A General Upper Bound for the Runtime of a Coevolutionary Algorithm on Impartial Combinatorial Games
Alistair Benford, Per Kristian Lehre
TL;DR
This work provides the first runtime analysis of a coevolutionary estimation of distribution algorithm (UMDA) on impartial combinatorial games, introducing a game-graph invariant called switchability to characterize learning difficulty. The authors prove a general upper bound: with a suitably large population size μ, the algorithm finds an optimal strategy within a time of order $O(μ r(G))$ with high probability, where $r(G)$ depends on the number of positions $n$, maximum degree $Δ$, and per-vertex switchability $s(v)$ on critical positions $W_G$. A corollary gives a simpler bound in terms of the maximum switchability, enabling polynomial or quasipolynomial runtimes for many games.

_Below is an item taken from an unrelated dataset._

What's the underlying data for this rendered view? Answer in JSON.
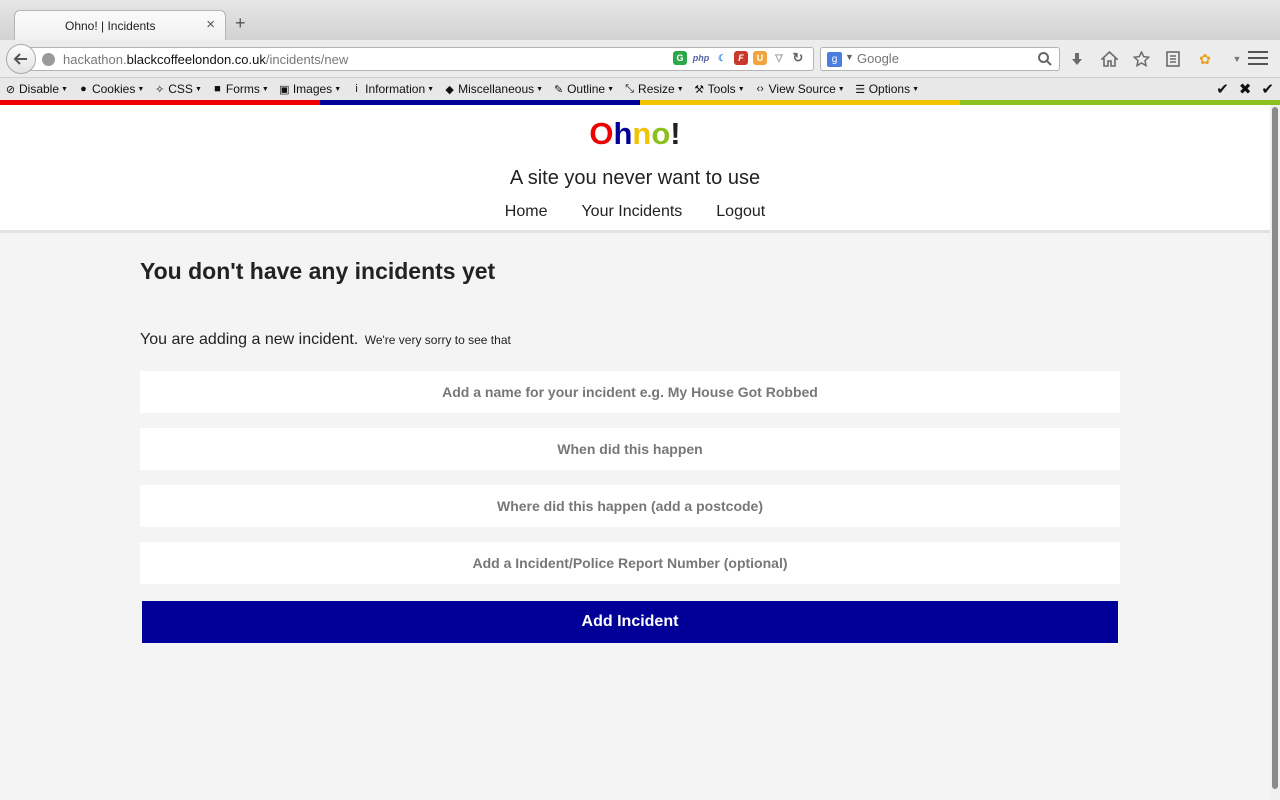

The paper validates the theory by applying it to Subtraction Nim, Silver Dollar, Turning Turtles, and Chomp, illustrating how the framework supports a broad, theory-driven understanding of CoEA behavior in turn-based impartial games and guiding future runtime analyses in more complex settings.
Abstract
Due to their complex dynamics, combinatorial games are a key test case and application for algorithms that train game playing agents. Among those algorithms that train using self-play are coevolutionary algorithms (CoEAs). However, the successful application of CoEAs for game playing is difficult due to pathological behaviours such as cycling, an issue especially critical for games with intransitive payoff landscapes. Insight into how to design CoEAs to avoid such behaviours can be provided by runtime analysis. In this paper, we push the scope of runtime analysis for CoEAs to combinatorial games, proving a general upper bound for the number of simulated games needed for UMDA to discover (with high probability) an optimal strategy. This result applies to any impartial combinatorial game, and for many games the implied bound is polynomial or quasipolynomial as a function of the number of game positions. After proving the main result, we provide several applications to simple well-known games: Nim, Chomp, Silver Dollar, and Turning Turtles. As the first runtime analysis for CoEAs on combinatorial games, this result is a critical step towards a comprehensive theoretical framework for coevolution.